ELL: l'arbre croche and odaw

Benjamin Troutman troutmab at GUSUN.GEORGETOWN.EDU
Fri Jun 16 04:11:37 UTC 2000


I didn't expect such an outpouring of "re:"s to my initial request.
Thank you for the information and opinions (however furious).

Here in Harpor Springs, Michigan there is a building that has a 170
year history.  It is the Holy Childhood School, once a boarding house
for many Native Ottawan (=Odawan) children.  First built by the Jesuits,
pasted on to the Franciscans, and then in 1886 the School Sisters of
Notre Dame arrived in Harpor with the mission of educating Natives.  I
believe it was while the Jesuits were running the show that the kids
were learning not only french but publishing there own newspaper in
the Odawa variation of Ojibway!  What's with Anglophonic
linguaphobia?  Unfortunately, as was the case with US educational policy on
language use in schools before the turn of the century up thru the '60s
(e.g. good ol' Sheldon Jackson's achievements in Alaska's pan
handle!) when English entered the classrooms the Odawa
was expelled.  However, from brief conversations with a few locals (non
-Native though) and I have yet to come across stories of any
mistreatment of the children if they DID speak Odawa as boarders.  It's
fairly safe to predict that Odawa is un-"safe" (Krauss 199?) from an
observer's quick glance.  I hope to find out more about its situation
and, most importantly, how the Natives of Northern Michigan feel about
its moribundity.

If you are curious about Native Americans in Northern Michigan as I am
I whole-heartedly recommend the quick book "The Crooked Tree: Indian
Legends of Northern Michigan" by John C. Wright.

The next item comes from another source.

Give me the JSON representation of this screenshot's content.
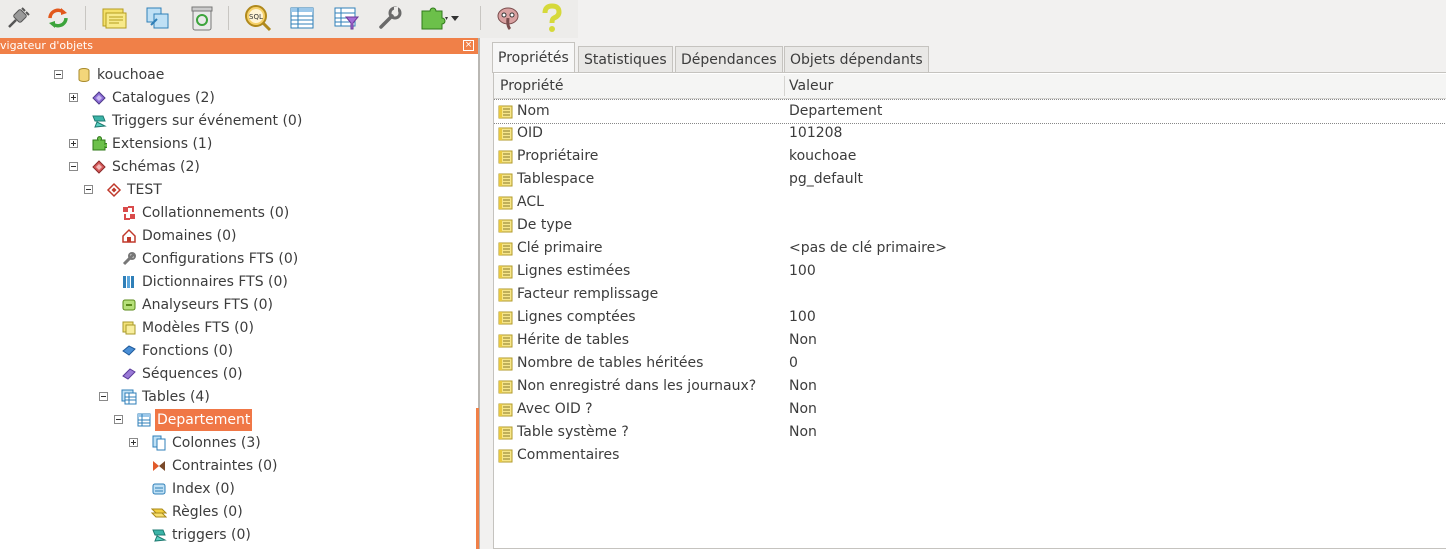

As a side note for further discussion, I was reminded this evening of
America's "efficiency"-mentality.  If it's not efficient, why do it?  This, of
course, has spilled over into language policy.  How diluted our
tongues will sound as more and more children speak an army-backed
language rather than the one their grandmother spoke.  Just yesterday
there were passionate pleas to improve the conditions of the elephants
performing in circuses (or would it be circa???...sorry :)) but what of
the handfull of speakers of certain North American languages?  How many
undergraduate linguistic curriculi REQUIRE a field methods class, an
endangered languages lecture, a language policy one, etc.?  We've had
almost fifty years of the MIT laboratory setting of English, right?
and for what?  to see a discipline's own material being rapidly lost
for the sake of I-bars after I-bars?